Through the code above is basically realized the function of single user logged in, but will find ajax requested operation is not able to login in other cities to the login page and no prompt information, first one reason, because your ajax in an asynchronous request, but also match the request in the processor mapper url so it will be seen as the request is successful (return a status code of 200) and the above response printed js statement will become success request is successful, the return value, you can try 1 under the above this sentence: arg1.setStatus(arg1.SC_GATEWAY_TIMEOUT); Commented out. There are a few other things you need to do, starting with the statement arg1.setStatus (arg1.SC_ES95en_TIMEOUT); His function is to set the status code returned by response. The above setting means that the status code 504 will be returned to represent the error of the request. At this time, the ajax request will no longer respond to the success method, but will respond to the error method of ajax.
$.ajax({
url:'new/msd2',
success:function(a){
alert(a);
},
error:function(rs){
if(rs.status==504){
document.write(rs.responseText);
}
}
}); Set arg1.setStatus (arg1.es111EN_ES112en_ES113en) when ajax request is blocked due to remote login. The return status of the request can be changed to 504 error, and then error method will respond, and document. write(ES117en. responseText) when the status is determined to be the status code set by itself; responseText is the js statement printed to the foreground in the interceptor.
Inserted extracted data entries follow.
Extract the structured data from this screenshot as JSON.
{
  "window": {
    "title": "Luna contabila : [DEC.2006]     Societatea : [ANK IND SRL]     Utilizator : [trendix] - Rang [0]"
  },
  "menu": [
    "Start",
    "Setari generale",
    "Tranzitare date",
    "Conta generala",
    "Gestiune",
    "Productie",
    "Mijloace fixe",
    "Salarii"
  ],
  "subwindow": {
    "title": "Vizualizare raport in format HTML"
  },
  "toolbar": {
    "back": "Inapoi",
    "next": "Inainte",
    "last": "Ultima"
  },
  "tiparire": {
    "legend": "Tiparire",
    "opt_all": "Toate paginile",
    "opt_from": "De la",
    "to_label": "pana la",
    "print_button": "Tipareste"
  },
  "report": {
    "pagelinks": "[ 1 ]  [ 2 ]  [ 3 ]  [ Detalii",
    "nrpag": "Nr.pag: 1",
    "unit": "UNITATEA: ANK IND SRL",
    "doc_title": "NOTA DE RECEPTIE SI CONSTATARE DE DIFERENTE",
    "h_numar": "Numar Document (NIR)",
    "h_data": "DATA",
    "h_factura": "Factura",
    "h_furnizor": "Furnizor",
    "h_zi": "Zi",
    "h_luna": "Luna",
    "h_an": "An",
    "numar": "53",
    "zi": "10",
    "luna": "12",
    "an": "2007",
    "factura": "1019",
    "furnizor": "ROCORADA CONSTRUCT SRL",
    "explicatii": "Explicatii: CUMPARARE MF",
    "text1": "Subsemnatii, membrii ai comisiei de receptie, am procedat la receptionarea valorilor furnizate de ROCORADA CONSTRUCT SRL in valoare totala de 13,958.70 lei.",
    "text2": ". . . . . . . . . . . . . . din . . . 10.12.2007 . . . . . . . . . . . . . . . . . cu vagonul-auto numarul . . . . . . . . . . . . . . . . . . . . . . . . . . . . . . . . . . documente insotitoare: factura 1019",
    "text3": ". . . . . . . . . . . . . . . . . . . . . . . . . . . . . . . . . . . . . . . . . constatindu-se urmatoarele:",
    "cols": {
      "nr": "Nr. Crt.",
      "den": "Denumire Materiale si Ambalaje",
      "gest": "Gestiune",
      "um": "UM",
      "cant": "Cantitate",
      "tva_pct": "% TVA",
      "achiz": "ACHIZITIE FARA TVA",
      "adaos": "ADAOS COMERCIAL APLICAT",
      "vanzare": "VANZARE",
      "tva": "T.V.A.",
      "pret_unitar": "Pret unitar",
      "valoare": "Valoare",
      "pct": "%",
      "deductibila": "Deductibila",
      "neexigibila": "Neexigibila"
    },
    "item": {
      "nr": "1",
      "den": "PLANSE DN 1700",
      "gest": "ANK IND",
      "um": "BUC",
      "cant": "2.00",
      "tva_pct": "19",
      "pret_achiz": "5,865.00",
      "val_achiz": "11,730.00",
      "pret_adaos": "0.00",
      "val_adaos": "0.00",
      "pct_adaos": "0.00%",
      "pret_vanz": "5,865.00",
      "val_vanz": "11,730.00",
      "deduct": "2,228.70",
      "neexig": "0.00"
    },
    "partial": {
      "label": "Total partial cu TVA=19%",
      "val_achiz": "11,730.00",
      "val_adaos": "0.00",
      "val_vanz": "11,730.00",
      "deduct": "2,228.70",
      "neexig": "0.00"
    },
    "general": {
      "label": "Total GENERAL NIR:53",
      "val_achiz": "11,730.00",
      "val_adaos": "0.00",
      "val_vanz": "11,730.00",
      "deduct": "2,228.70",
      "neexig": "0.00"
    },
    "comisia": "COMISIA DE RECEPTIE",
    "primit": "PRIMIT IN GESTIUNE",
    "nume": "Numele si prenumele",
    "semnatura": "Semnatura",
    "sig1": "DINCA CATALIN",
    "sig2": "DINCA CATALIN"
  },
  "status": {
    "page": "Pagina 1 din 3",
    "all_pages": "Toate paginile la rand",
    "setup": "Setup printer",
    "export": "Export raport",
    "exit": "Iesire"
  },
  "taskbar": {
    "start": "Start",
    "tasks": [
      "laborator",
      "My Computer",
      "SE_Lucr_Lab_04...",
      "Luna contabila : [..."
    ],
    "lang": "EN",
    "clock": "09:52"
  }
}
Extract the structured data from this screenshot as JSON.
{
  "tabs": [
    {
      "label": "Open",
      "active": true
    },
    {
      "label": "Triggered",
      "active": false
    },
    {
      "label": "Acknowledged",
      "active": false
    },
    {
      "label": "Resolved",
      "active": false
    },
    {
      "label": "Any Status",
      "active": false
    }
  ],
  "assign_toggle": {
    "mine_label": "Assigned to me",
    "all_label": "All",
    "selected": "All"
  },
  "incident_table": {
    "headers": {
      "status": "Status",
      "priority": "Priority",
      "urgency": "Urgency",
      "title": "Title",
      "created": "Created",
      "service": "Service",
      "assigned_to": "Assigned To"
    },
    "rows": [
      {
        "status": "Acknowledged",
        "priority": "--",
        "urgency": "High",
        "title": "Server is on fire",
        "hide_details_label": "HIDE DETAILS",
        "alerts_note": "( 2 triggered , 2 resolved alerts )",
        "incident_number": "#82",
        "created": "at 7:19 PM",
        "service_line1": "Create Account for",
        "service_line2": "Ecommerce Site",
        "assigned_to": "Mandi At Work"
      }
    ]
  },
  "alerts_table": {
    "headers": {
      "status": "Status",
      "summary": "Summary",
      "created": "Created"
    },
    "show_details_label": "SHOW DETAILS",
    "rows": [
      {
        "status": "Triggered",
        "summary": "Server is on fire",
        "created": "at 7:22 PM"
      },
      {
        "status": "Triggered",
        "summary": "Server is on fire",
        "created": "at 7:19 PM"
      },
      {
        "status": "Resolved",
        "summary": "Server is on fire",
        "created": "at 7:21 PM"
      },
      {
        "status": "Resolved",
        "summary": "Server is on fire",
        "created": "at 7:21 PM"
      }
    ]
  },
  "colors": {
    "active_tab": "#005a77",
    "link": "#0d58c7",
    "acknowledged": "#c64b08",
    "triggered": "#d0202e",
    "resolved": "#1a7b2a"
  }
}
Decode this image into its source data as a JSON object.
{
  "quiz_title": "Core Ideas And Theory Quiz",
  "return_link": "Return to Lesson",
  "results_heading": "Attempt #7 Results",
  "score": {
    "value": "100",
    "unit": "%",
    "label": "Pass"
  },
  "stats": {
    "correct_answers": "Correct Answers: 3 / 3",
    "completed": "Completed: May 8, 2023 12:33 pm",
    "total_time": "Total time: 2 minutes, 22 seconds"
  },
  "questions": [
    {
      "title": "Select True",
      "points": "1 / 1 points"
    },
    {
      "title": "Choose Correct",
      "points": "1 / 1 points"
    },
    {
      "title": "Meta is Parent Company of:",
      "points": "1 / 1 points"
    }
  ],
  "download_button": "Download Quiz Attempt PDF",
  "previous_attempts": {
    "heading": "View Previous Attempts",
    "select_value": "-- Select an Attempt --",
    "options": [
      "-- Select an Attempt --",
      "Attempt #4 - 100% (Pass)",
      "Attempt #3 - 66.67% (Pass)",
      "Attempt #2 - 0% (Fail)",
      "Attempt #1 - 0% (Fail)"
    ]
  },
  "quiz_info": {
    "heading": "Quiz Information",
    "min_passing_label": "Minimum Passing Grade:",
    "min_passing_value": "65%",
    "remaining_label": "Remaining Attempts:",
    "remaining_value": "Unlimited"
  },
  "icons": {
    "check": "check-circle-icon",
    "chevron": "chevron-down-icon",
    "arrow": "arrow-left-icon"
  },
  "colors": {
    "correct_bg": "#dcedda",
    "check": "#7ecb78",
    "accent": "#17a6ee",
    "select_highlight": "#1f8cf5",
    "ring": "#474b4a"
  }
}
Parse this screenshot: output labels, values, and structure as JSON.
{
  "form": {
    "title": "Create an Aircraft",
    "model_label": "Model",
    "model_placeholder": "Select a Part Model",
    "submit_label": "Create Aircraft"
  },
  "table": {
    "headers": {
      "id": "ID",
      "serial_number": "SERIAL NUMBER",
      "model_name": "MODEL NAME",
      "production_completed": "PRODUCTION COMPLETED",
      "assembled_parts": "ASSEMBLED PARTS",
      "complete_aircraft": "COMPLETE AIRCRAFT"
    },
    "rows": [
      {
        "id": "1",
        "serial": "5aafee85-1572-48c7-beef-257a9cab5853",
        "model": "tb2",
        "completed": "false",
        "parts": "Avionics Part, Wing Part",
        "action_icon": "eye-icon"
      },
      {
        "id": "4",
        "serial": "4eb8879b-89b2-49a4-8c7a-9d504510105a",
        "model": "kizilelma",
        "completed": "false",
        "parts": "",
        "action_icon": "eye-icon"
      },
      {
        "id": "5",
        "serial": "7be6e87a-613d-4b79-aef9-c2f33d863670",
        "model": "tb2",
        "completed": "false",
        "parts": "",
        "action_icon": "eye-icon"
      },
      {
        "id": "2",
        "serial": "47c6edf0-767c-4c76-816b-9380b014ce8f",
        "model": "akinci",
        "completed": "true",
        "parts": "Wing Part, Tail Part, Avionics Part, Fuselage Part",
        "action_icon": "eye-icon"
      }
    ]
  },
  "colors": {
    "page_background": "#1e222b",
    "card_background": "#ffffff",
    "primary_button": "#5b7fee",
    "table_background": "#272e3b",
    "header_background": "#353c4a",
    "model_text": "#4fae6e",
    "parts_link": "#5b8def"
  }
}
For these statements to execute, document.write () is required. Method to write that code to dom to make it work, so far, all requests, asynchronous ajax requests for single sign-on have been basically implemented.
Leave this article to record only the key code and the thought and principle of operation
conclusion
That's it for the SpringMVC interceptor implementation, and I hope you found it helpful. If there is any deficiency, please let me know. Thank you for your support to this site.